Deprecated: in favor of https://github.com/SimpleValue/gcloud-datomic-s3-backup
A tool that helps to do Datomic backups on Google Cloud.
There are several obstacles to overcome, if you like to do a backup of your Datomic database that is running on Google Cloud:
-
It is not allowed to redistribute Datomic Pro, which includes the Datomic backup tool.
-
Datomic only supports to backup to the file system or AWS S3, which makes incremental backups on Google Cloud difficult.
-
The backup process should not overload the database that is used as Datomic storage.
-
Access to Google Cloud SQL is often only possible via Cloud SQL Proxy
This tool tries to overcome these obstacles. The bin/build.clj
script builds a Docker container that includes all necessary tools to
execute the backup:
-
The Docker image should be pushed to your private container registry (like http://gcr.io/), so that you do not redistribute Datomic Pro to a public Docker repository.
-
-Ddatomic.backupPaceMsec=5
is used as option to slow down the Datomicbackup-db
process and decrease the load on the storage database. -
Cloud SQL proxy is included in the image to allow the connection to Google Cloud SQL.
-
gsutil to copy the files to Google Cloud Storage.
Clone this Git repository and create a config.edn
in top-level folder:
{:datomic-credentials "%%email:password%%"
:datomic-version "0.9.5561"
:container-registry "eu.gcr.io/%%gcloud-project-id%%"

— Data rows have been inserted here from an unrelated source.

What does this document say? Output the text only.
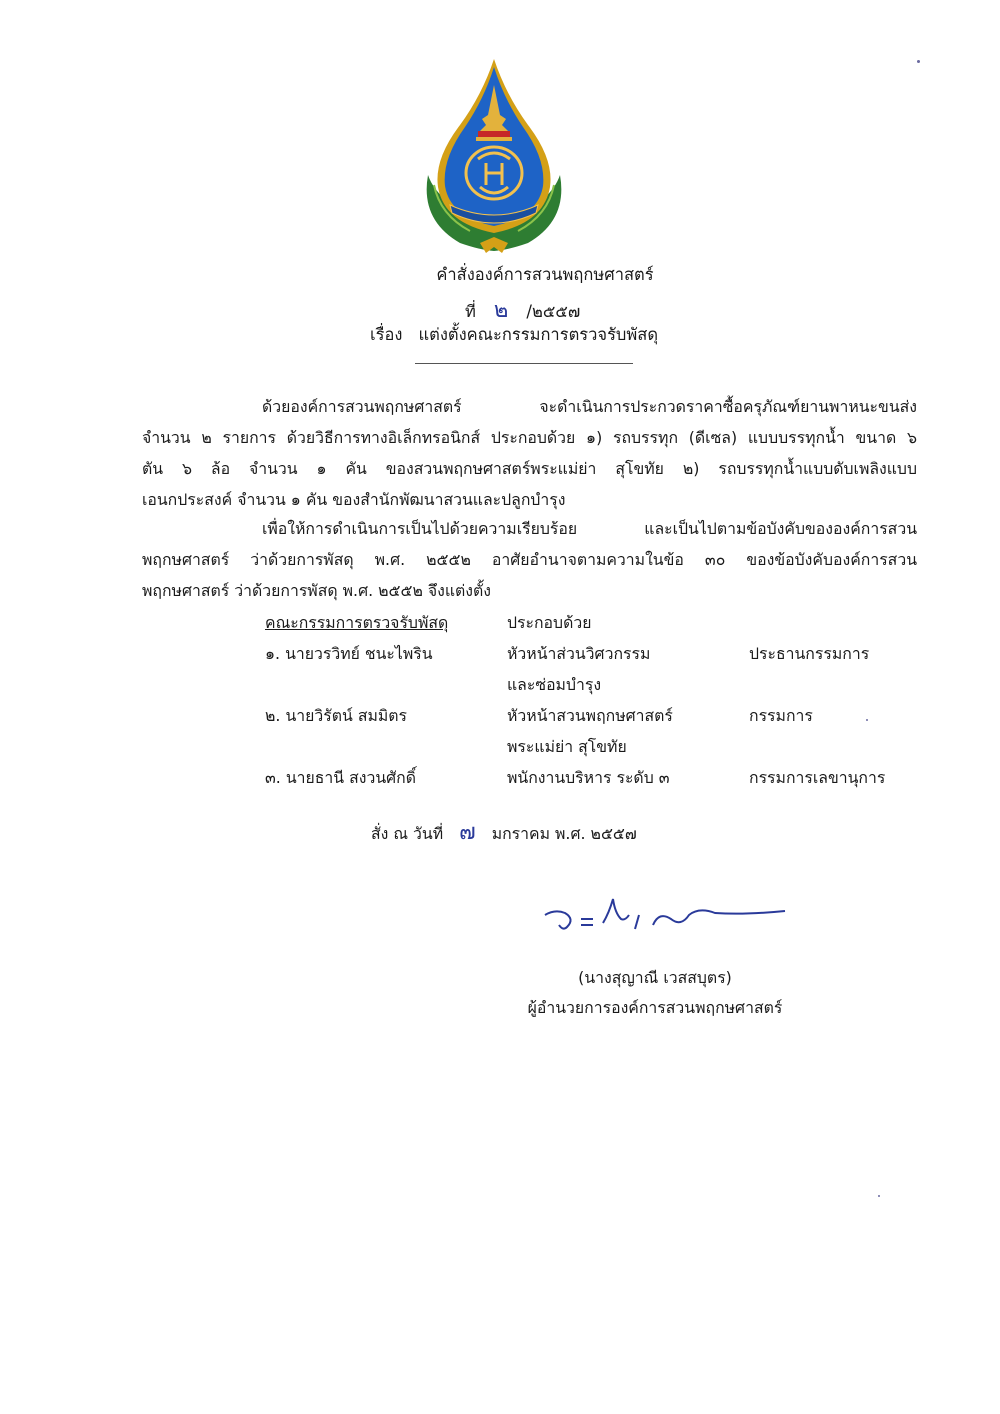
คำสั่งองค์การสวนพฤกษศาสตร์
ที่ ๒ /๒๕๕๗
เรื่อง แต่งตั้งคณะกรรมการตรวจรับพัสดุ
ด้วยองค์การสวนพฤกษศาสตร์ จะดำเนินการประกวดราคาซื้อครุภัณฑ์ยานพาหนะขนส่ง
จำนวน ๒ รายการ ด้วยวิธีการทางอิเล็กทรอนิกส์ ประกอบด้วย ๑) รถบรรทุก (ดีเซล) แบบบรรทุกน้ำ ขนาด ๖
ตัน ๖ ล้อ จำนวน ๑ คัน ของสวนพฤกษศาสตร์พระแม่ย่า สุโขทัย ๒) รถบรรทุกน้ำแบบดับเพลิงแบบ
เอนกประสงค์ จำนวน ๑ คัน ของสำนักพัฒนาสวนและปลูกบำรุง
เพื่อให้การดำเนินการเป็นไปด้วยความเรียบร้อย และเป็นไปตามข้อบังคับขององค์การสวน
พฤกษศาสตร์ ว่าด้วยการพัสดุ พ.ศ. ๒๕๕๒ อาศัยอำนาจตามความในข้อ ๓๐ ของข้อบังคับองค์การสวน
พฤกษศาสตร์ ว่าด้วยการพัสดุ พ.ศ. ๒๕๕๒ จึงแต่งตั้ง
คณะกรรมการตรวจรับพัสดุ	ประกอบด้วย
๑. นายวรวิทย์ ชนะไพริน	หัวหน้าส่วนวิศวกรรม	ประธานกรรมการ
และซ่อมบำรุง
๒. นายวิรัตน์ สมมิตร	หัวหน้าสวนพฤกษศาสตร์	กรรมการ
พระแม่ย่า สุโขทัย
๓. นายธานี สงวนศักดิ์	พนักงานบริหาร ระดับ ๓	กรรมการเลขานุการ
สั่ง ณ วันที่ ๗ มกราคม พ.ศ. ๒๕๕๗
(นางสุญาณี เวสสบุตร)
ผู้อำนวยการองค์การสวนพฤกษศาสตร์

:extra-libs ["https://repo1.maven.org/maven2/mysql/mysql-connector-java/5.1.39/mysql-connector-java-5.1.39.jar"]}
-
Replace
%%email:password%%
and fill in your email and password that you use to log into https://my.datomic.com/. -
Replace
%%gcloud-project-id%%
with the project-id of your Google Cloud project. Replace the complete:container-registry
value, if you are using another Docker image repo than gcr.io (or adapt the region). -
Fill in the Datomic version you are using (
:datomic-version
). -
The
:extra-libs
can contain a list of URLs to jar files that should be copied to thelib
folder of the Datomic folder. This is for example necessary, if you are using MySQL as storage database.
Invoke bin/build.clj
and wait until it prints out the 'Docker tag:'
of the image.
TODO
-
The first version used gcsfuse to mount the Google Cloud Storage bucket to the local file system. Regrettably, gcsfuse is very slow, if you have many small files. The Datomic backup that was used for the test run had almost a million files and the copy process would probably have taken days or weeks. After 1 hour around 120mb were copied. During a Datomic backup that is stored to a local disk, the same amount of data is written in serveral seconds.
-
As alternative the container should mount a volume to the
/backup
folder, so that the data survive a container restart. Whilegsutil rsync
is used to synchronize the data to Google Cloud Storage.
-
gsutil rsync
lists all entries of the source and the destination folder. Check how many Google Cloud Storage API calls are done for a Datomic backup of around 1 million segment files. -
A custom copy process for Google Cloud Storage could leverage the fact that the segment files are immutable and use squuids. The later have a time-based portion, which would allow to do way less checks to find out the segment files, that are new and must be uploaded to Cloud Storage.
-
s3proxy and Google Cloud's own simple migration from S3 could be options to directly write the Datomic backup to Google Cloud Storage. Regrettably, there seems to be now way to change the S3 endpoint that the Datomic backup process uses.